North Lewisburg to take part in Narcan program


The Village of North Lewisburg will be taking part in a grant funded program to get Narcan into the hands of anyone who wants it.

Stacey Thomas, Director of Nursing for the Champaign County Health District, approached council Tuesday night about being part of the Community Naloxone (Narcan) Distribution Grant Program.

Narcan is a drug that can immediately help anyone suffering from an opioid overdose. The drug is administered as a nasal mist and carries no side effects of its own, even if administered to someone not suffering from an overdose.

Thomas said the free kits are being offered to individuals through the mail or at service agencies trained to provide the drug. Each kit includes gloves, a mask and two doses of Narcan.

Those receiving the kits would receive training on how to administer the drug, including how to administer rescue breaths while waiting for medical personnel to arrive. If receiving the kit through the mail, the person requesting must first watch an online video about its use.

“I think it’s good to save lives,” North Lewisburg Mayor Cheryl Hollingsworth said.

Hollingsworth said the village has had overdoses happen at two businesses and in the park and the program could help. The mayor added that she would like to get the Narcan into the hands of first responders that serve the village, including officers of the Mechanicsburg Police Department, in case of accidental overdoses.

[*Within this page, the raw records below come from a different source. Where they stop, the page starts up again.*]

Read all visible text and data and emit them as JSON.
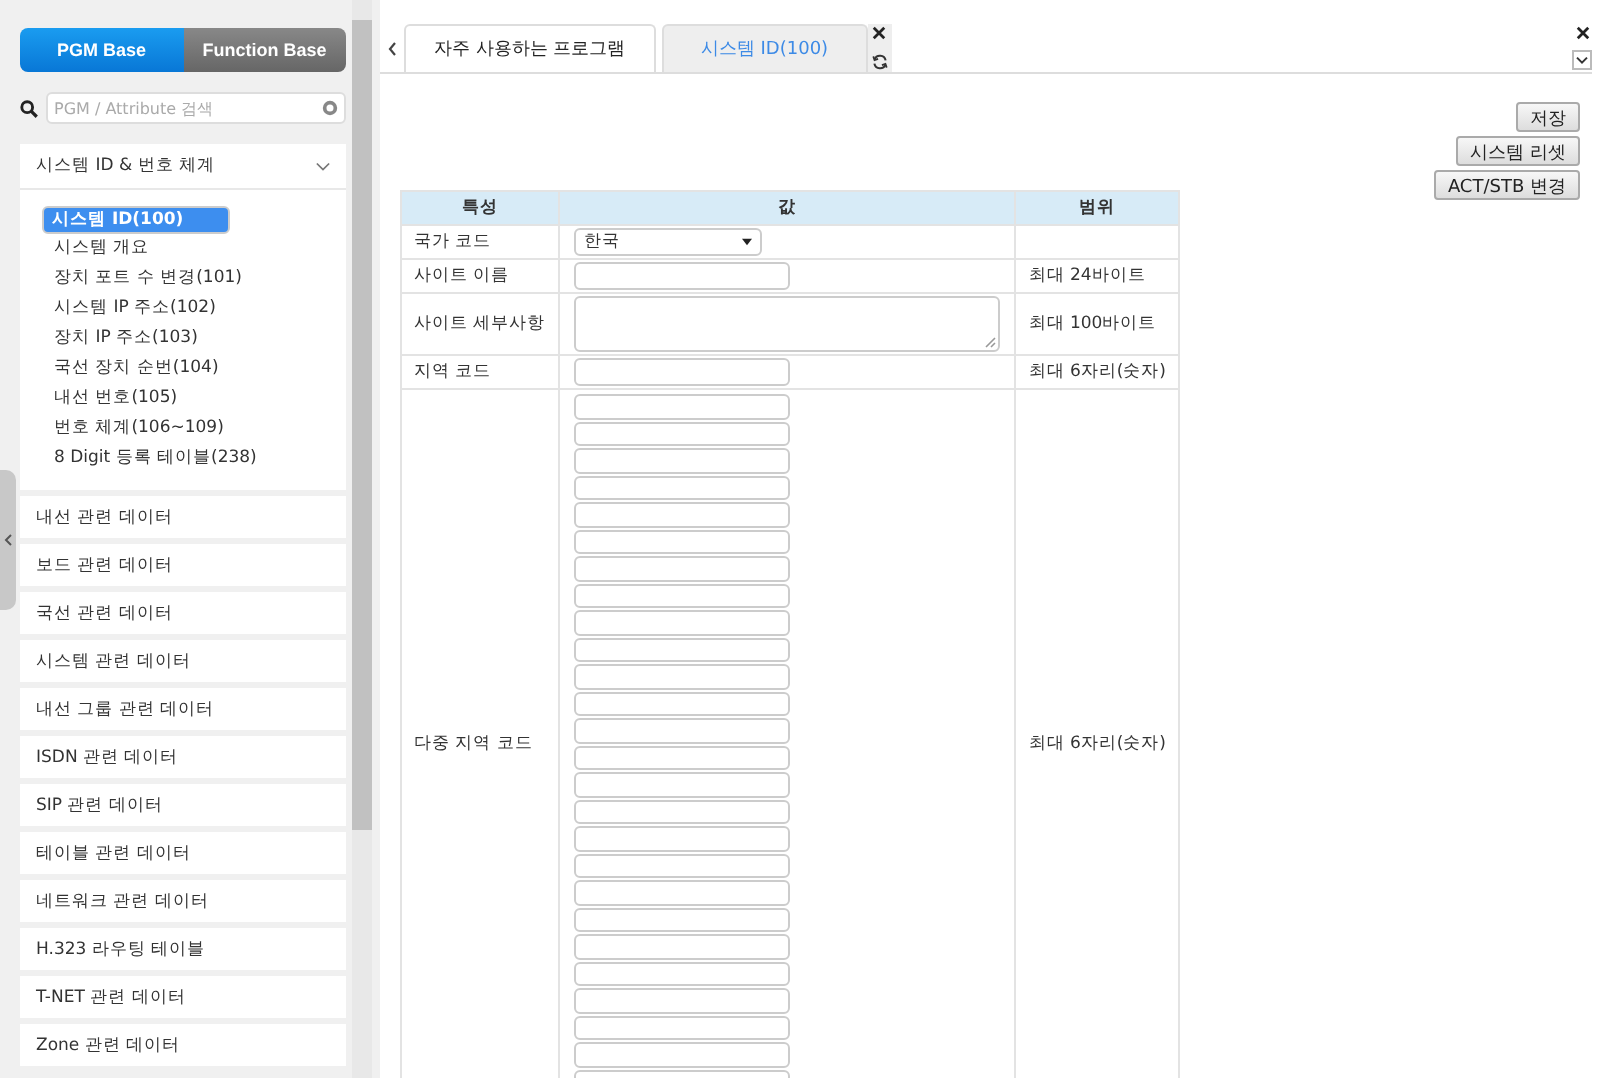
{
  "sidebar": {
    "mode_toggle": [
      {
        "label": "PGM Base",
        "selected": true
      },
      {
        "label": "Function Base",
        "selected": false
      }
    ],
    "search": {
      "placeholder": "PGM / Attribute 검색"
    },
    "groups": [
      {
        "title": "시스템 ID & 번호 체계",
        "expanded": true,
        "items": [
          {
            "label": "시스템 ID(100)",
            "selected": true
          },
          {
            "label": "시스템 개요",
            "selected": false
          },
          {
            "label": "장치 포트 수 변경(101)",
            "selected": false
          },
          {
            "label": "시스템 IP 주소(102)",
            "selected": false
          },
          {
            "label": "장치 IP 주소(103)",
            "selected": false
          },
          {
            "label": "국선 장치 순번(104)",
            "selected": false
          },
          {
            "label": "내선 번호(105)",
            "selected": false
          },
          {
            "label": "번호 체계(106~109)",
            "selected": false
          },
          {
            "label": "8 Digit 등록 테이블(238)",
            "selected": false
          }
        ]
      },
      {
        "title": "내선 관련 데이터",
        "expanded": false
      },
      {
        "title": "보드 관련 데이터",
        "expanded": false
      },
      {
        "title": "국선 관련 데이터",
        "expanded": false
      },
      {
        "title": "시스템 관련 데이터",
        "expanded": false
      },
      {
        "title": "내선 그룹 관련 데이터",
        "expanded": false
      },
      {
        "title": "ISDN 관련 데이터",
        "expanded": false
      },
      {
        "title": "SIP 관련 데이터",
        "expanded": false
      },
      {
        "title": "테이블 관련 데이터",
        "expanded": false
      },
      {
        "title": "네트워크 관련 데이터",
        "expanded": false
      },
      {
        "title": "H.323 라우팅 테이블",
        "expanded": false
      },
      {
        "title": "T-NET 관련 데이터",
        "expanded": false
      },
      {
        "title": "Zone 관련 데이터",
        "expanded": false
      }
    ]
  },
  "tabs": [
    {
      "label": "자주 사용하는 프로그램",
      "selected": false
    },
    {
      "label": "시스템 ID(100)",
      "selected": true
    }
  ],
  "buttons": [
    "저장",
    "시스템 리셋",
    "ACT/STB 변경"
  ],
  "table": {
    "columns": [
      "특성",
      "값",
      "범위"
    ],
    "rows": [
      {
        "name": "국가 코드",
        "kind": "select",
        "value": "한국",
        "range": ""
      },
      {
        "name": "사이트 이름",
        "kind": "text",
        "range": "최대 24바이트"
      },
      {
        "name": "사이트 세부사항",
        "kind": "textarea",
        "range": "최대 100바이트"
      },
      {
        "name": "지역 코드",
        "kind": "text",
        "range": "최대 6자리(숫자)"
      },
      {
        "name": "다중 지역 코드",
        "kind": "multi",
        "range": "최대 6자리(숫자)",
        "inputs": [
          {
            "kind": "text"
          },
          {
            "kind": "text"
          },
          {
            "kind": "text"
          },
          {
            "kind": "text"
          },
          {
            "kind": "text"
          },
          {
            "kind": "text"
          },
          {
            "kind": "text"
          },
          {
            "kind": "text"
          },
          {
            "kind": "text"
          },
          {
            "kind": "text"
          },
          {
            "kind": "text"
          },
          {
            "kind": "text"
          },
          {
            "kind": "text"
          },
          {
            "kind": "text"
          },
          {
            "kind": "text"
          },
          {
            "kind": "text"
          },
          {
            "kind": "text"
          },
          {
            "kind": "text"
          },
          {
            "kind": "text"
          },
          {
            "kind": "text"
          },
          {
            "kind": "text"
          },
          {
            "kind": "text"
          },
          {
            "kind": "text"
          },
          {
            "kind": "text"
          },
          {
            "kind": "text"
          },
          {
            "kind": "text"
          }
        ]
      }
    ]
  }
}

Mechanicsburg Police Captain Scott Bodey, who attends meetings to give reports on criminal activity in the village, said he would have to check on department policy about carrying the anti-OD drug. He also expressed reservations about freely handing out the drug to the public.

Bodey shared concerns about opioid users simply keeping Narcan on hand as a “crutch” in case they overdose at some point. He said for some drug users, an overdose is the “eye opening” experience that pushes them toward recovery.

Thomas said that the experience of using Narcan is not pleasant for a drug user. When administered, the overdose can be reversed in two to three minutes but the user quickly experiences withdrawal symptoms.

Thomas was asked what safeguards are in place to ensure drug users don’t habitually return to get more doses of Narcan.

“Nothing,” Thomas said. “If they use it and want more, we encourage them to get more.”

She said treatment options aren’t curtailing the opioid epidemic in Ohio and people are dying from overdoses. She said the goal of the program is simply to keep people alive.

The board voted 5-0 to take part in the program.

“It’s here, whether we like it or not,” council member John Collier said.

Council members also discussed recent problems with the village’s trash hauling provider, Republic. Issues with billing and missed collections were brought up by council member Matt Warner.

He said residents are putting their trash cans curbside, only to find they have not been dumped at the end of the day, while their neighbor’s trash is collected. At least one other council member and the mayor said they had experienced similar incidents.

Warner also said bills are showing charges above the normal $49 bill. Hollingsworth said she believe the company instituted 3% increase in collection fees without noting it on the bills.

The mayor went on to say the company has said it is having trouble securing trash truck drivers, but she admitted that does not explain why random residents are being skipped.

Hollingsworth urged residents to contact the village if trash is not collected. North Lewisburg officials will contact Republic to correct the issue.